O fato é que Bolsonaro parece raciocinar ainda como deputado, condição que o tornaria mais suscetível à pressão de suas bases, e não como presidente, que deve governar para o conjunto da sociedade, com coragem para tomar medidas que podem eventualmente desagradar a seus eleitores.
A julgar pela desorganização de sua articulação política – até mesmo um dos filhos do presidente, o vereador carioca Carlos Bolsonaro, diz ter sido designado para fazer contatos com deputados em nome do pai –, soa otimista a previsão oficial de que a reforma da Previdência possa ser votada ainda no primeiro semestre e de que faltariam pouco menos de 50 votos para aprová-la, como disse o ministro da Economia, Paulo Guedes.
O governo dá a impressão de apostar que Bolsonaro, por ter sido eleito pela “vontade de Deus”, como disse na recente visita aos Estados Unidos, aprovará no Congresso todas as pautas de seu interesse sem necessidade de negociação. Não é o que pensam, contudo, os principais parlamentares empenhados na aprovação da reforma.

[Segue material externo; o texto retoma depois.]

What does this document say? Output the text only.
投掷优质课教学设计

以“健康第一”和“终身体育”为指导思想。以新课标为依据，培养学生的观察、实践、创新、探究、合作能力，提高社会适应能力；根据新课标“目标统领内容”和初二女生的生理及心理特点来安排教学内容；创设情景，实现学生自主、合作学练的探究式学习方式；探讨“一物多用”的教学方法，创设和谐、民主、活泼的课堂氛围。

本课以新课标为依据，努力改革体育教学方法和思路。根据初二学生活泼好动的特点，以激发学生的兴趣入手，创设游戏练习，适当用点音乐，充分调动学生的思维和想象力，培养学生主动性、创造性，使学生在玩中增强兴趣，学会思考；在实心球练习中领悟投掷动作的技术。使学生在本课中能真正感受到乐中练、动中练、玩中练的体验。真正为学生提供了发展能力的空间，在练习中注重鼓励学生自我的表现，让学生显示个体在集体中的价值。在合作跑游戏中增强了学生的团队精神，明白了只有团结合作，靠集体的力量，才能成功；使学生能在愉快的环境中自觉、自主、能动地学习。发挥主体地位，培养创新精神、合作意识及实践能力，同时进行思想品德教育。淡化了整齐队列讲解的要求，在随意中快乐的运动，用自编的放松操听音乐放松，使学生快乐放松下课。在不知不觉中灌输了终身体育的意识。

Para esses políticos, só a “vontade de Deus” não basta quando se trata de convencer três quintos da Câmara a aprovar uma emenda constitucional, especialmente a que endurecerá as regras para a aposentadoria.
O presidente da Câmara, Rodrigo Maia, por exemplo, alertou que a Casa “não tem 320 liberais” e que será preciso convencer até 280 deputados que não foram eleitos com a agenda da reforma da Previdência.
Se já não seria tarefa simples mesmo para experimentados articuladores, essa empreitada tende a ser muito mais complicada se o governo não se dispõe a fazer política. Até deputados da chamada bancada evangélica têm reclamado da falta de diálogo. Ademais, quando o presidente da República se reúne com parlamentares para ouvir reivindicações com vista a obter apoio à reforma e em seguida vai às redes sociais se queixar de que “a velha política” está “querendo nos puxar para fazer o que eles faziam antes”, manda uma mensagem ambígua sobre sua disposição para negociar.
Ao dar a entender que todas as demandas dos parlamentares são fisiológicas, o presidente colabora para criar um clima de fricção com o Congresso. Não surpreenderá se alguns dos parlamentares que hoje colaboram abertamente com o governo para costurar apoio à reforma da Previdência passarem a ficar reticentes, à espera de um suporte mais explícito do presidente. O próprio presidente da Câmara, Rodrigo Maia, ameaça abandonar a articulação se continuar sob ataque das milícias virtuais bolsonaristas e dos filhos de Bolsonaro, sob o olhar complacente do pai.
Não basta a Bolsonaro dizer que a aprovação da reforma da Previdência vai acontecer só porque seu governo adotou “uma maneira diferente de negociar”, em que “o sentimento patriótico e a busca do consenso são fundamentais”, como escreveu em artigo publicado no jornal Valor. Como deveria saber qualquer iniciante na vida política, apelos patrióticos podem até animar eleitores e militantes, mas não costumam ser suficientes para arregimentar apoio no Congresso, ainda mais quando o presidente da República pede votos a favor, mas age como se fosse contra.